Quem sabe residam nesses fatos a explicação do coração ter sido transformado em repositório e gerador de tantas conotações psicológicas. Serviu e continua servindo de apelo universal aos poetas, aos dramaturgos, aos amantes e cronistas de todos os tempos. Nele concentra-se a idéia dos valores humanos: do amor, da bondade, da amizade, da virtude, da resignação, da pureza, da verdade, da gratidão, ou dos seus contrários: menosprezo, depreciação, ódio, indiferença, ingratidão.
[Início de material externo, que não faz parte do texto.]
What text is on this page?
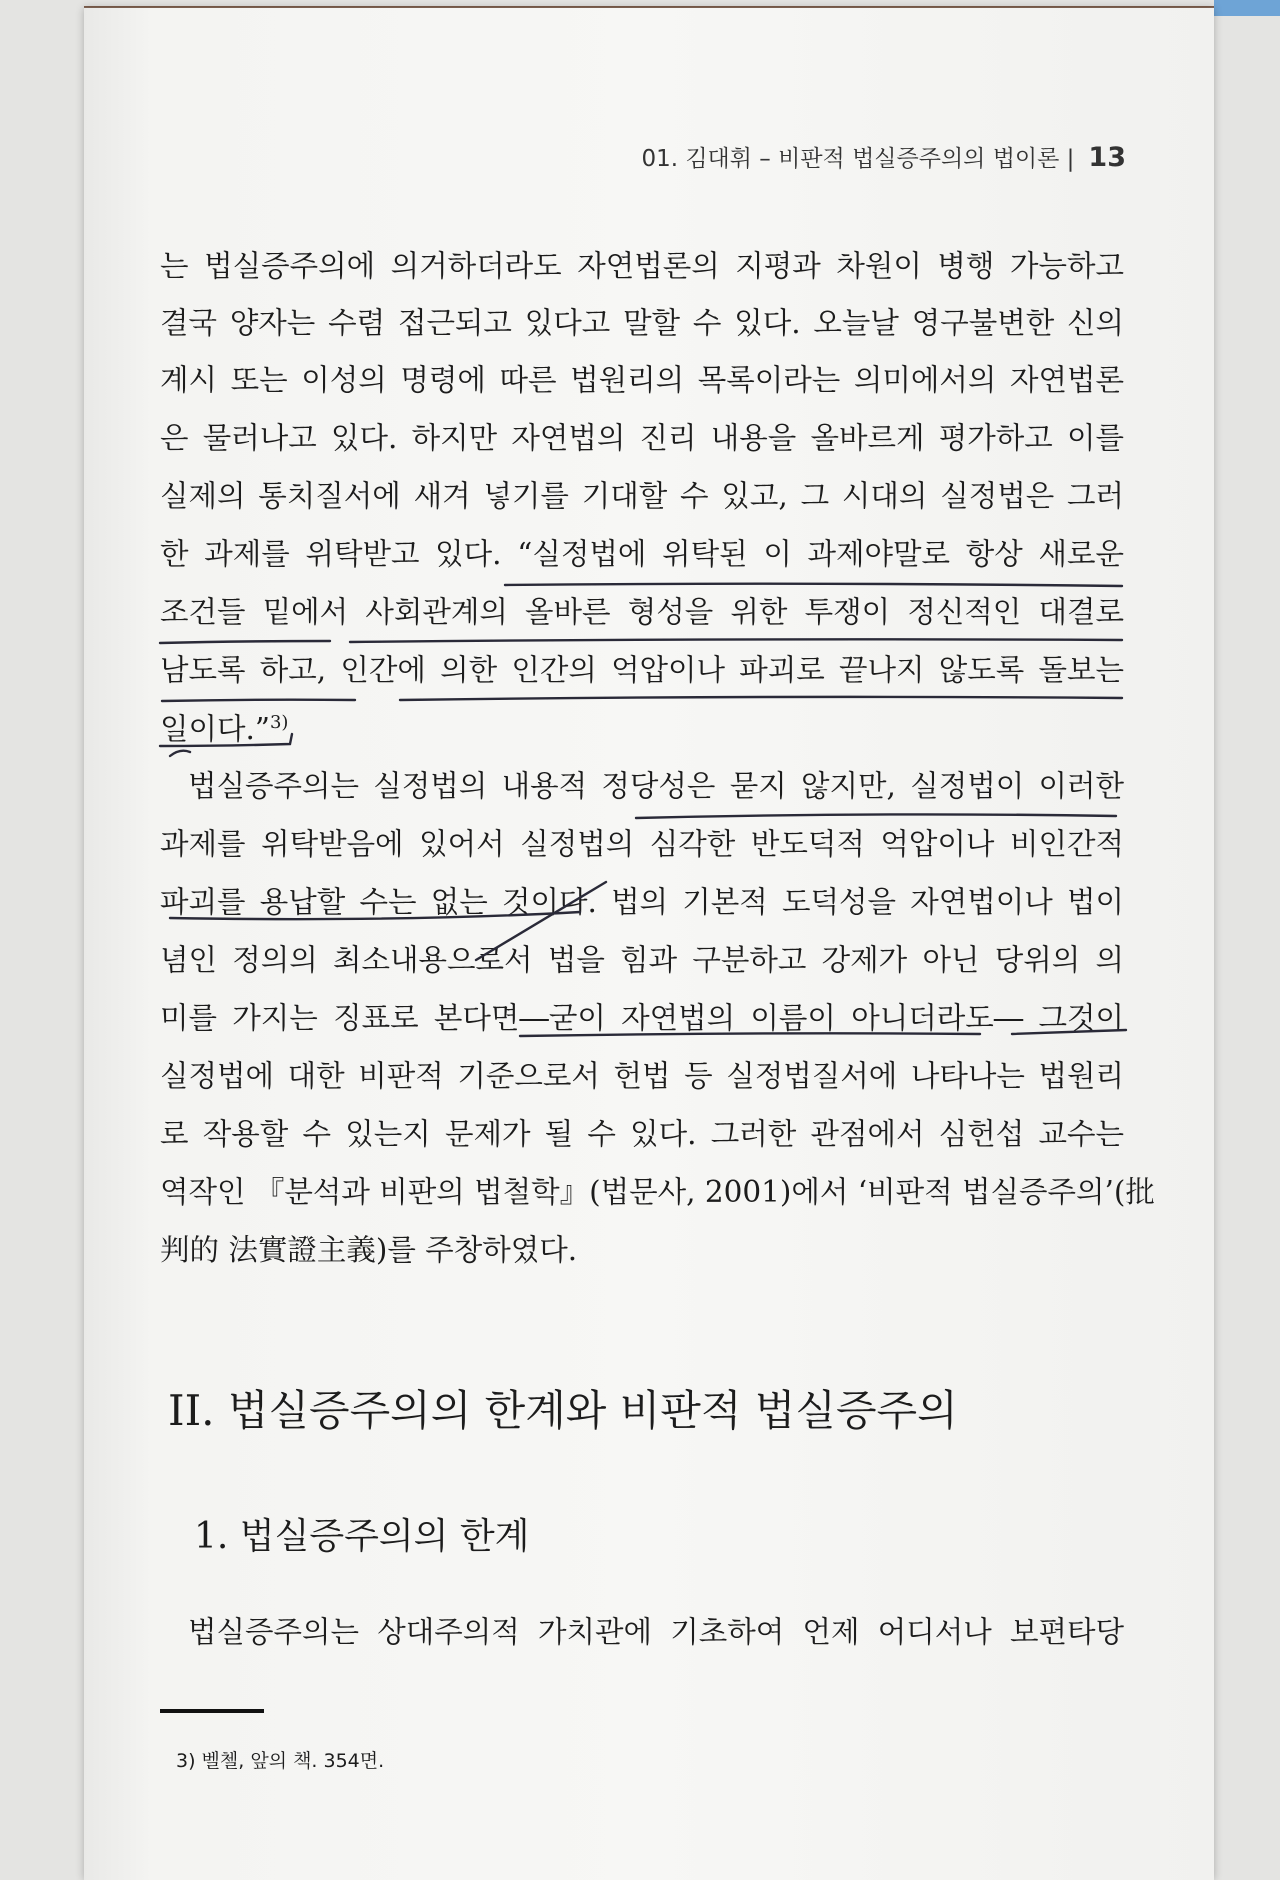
01. 김대휘 – 비판적 법실증주의의 법이론 | 13
는 법실증주의에 의거하더라도 자연법론의 지평과 차원이 병행 가능하고
결국 양자는 수렴 접근되고 있다고 말할 수 있다. 오늘날 영구불변한 신의
계시 또는 이성의 명령에 따른 법원리의 목록이라는 의미에서의 자연법론
은 물러나고 있다. 하지만 자연법의 진리 내용을 올바르게 평가하고 이를
실제의 통치질서에 새겨 넣기를 기대할 수 있고, 그 시대의 실정법은 그러
한 과제를 위탁받고 있다. “실정법에 위탁된 이 과제야말로 항상 새로운
조건들 밑에서 사회관계의 올바른 형성을 위한 투쟁이 정신적인 대결로
남도록 하고, 인간에 의한 인간의 억압이나 파괴로 끝나지 않도록 돌보는
일이다.”$^{3)}$
법실증주의는 실정법의 내용적 정당성은 묻지 않지만, 실정법이 이러한
과제를 위탁받음에 있어서 실정법의 심각한 반도덕적 억압이나 비인간적
파괴를 용납할 수는 없는 것이다. 법의 기본적 도덕성을 자연법이나 법이
념인 정의의 최소내용으로서 법을 힘과 구분하고 강제가 아닌 당위의 의
미를 가지는 징표로 본다면―굳이 자연법의 이름이 아니더라도― 그것이
실정법에 대한 비판적 기준으로서 헌법 등 실정법질서에 나타나는 법원리
로 작용할 수 있는지 문제가 될 수 있다. 그러한 관점에서 심헌섭 교수는
역작인 『분석과 비판의 법철학』(법문사, 2001)에서 ‘비판적 법실증주의’(批
判的 法實證主義)를 주창하였다.
II. 법실증주의의 한계와 비판적 법실증주의
1. 법실증주의의 한계
법실증주의는 상대주의적 가치관에 기초하여 언제 어디서나 보편타당
3) 벨첼, 앞의 책. 354면.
Fernando Pessoa tem um poema onde exalta a complexidade do órgão: “... E assim nas calas de roda gira, a enfrentar a razão/ Esse comboio de cordas. Que se chama coração”.
Pobre coração que se contorce nas coronárias dos dissabores da vida criados |
pelos conflitos interpessoais e intrapsíquicos... Os males da civilização nele se concentram. “É no coração que residem o princípio e o fim de todas as coisas” – assegurava Tolstói. Partem dele todas as atitudes, a direção dos comportamentos, a elaboração do destino. Sim! A partir do que representa para o indivíduo estrutura-se o seu destino. Todos os comportamentos sociais estão por ele, direta ou indiretamente afetados, pois nele concentra-se a afetividade. “O coração tem suas razões que a própria razão desconhece” (Pascal). É muita responsabilidade para um órgão só. Que peso extraordinário! Nem sei como agüenta... Daí a freqüência das patologias. Muitas vezes não suporta mesmo. Entra em fibrilações e pára. A alma se desprende e parte. Ariosto já se resignava dizendo que a gente vê o rosto, ouve o raciocínio do outro, mas “dentro do peito mal se pode julgar”. Só a partir de dentro do coração pode-se compreender a linguagem e decifrá-la. Quando um Renan Calheiros diz “sou inocente!”, ninguém sabe se ele, por dentro, ri ou chora. Mas, na verdade mente.
Mesmos os corações mais empedernidos um dia vão se abrir, nem que seja perante no dia do Juízo. Melhor fazê-lo em vida, aqui na terra, para que a Justiça nos seja leve quando do ajuste de contas. Só merece perdão quem se arrepende desde a profundeza da alma. “Um coração não se vende e não se compra, dá-se”, como disse Flaubert. Não é objeto de transação comercial, nem do poder. É símbolo da vida e do afeto. Mantenha-o aberto.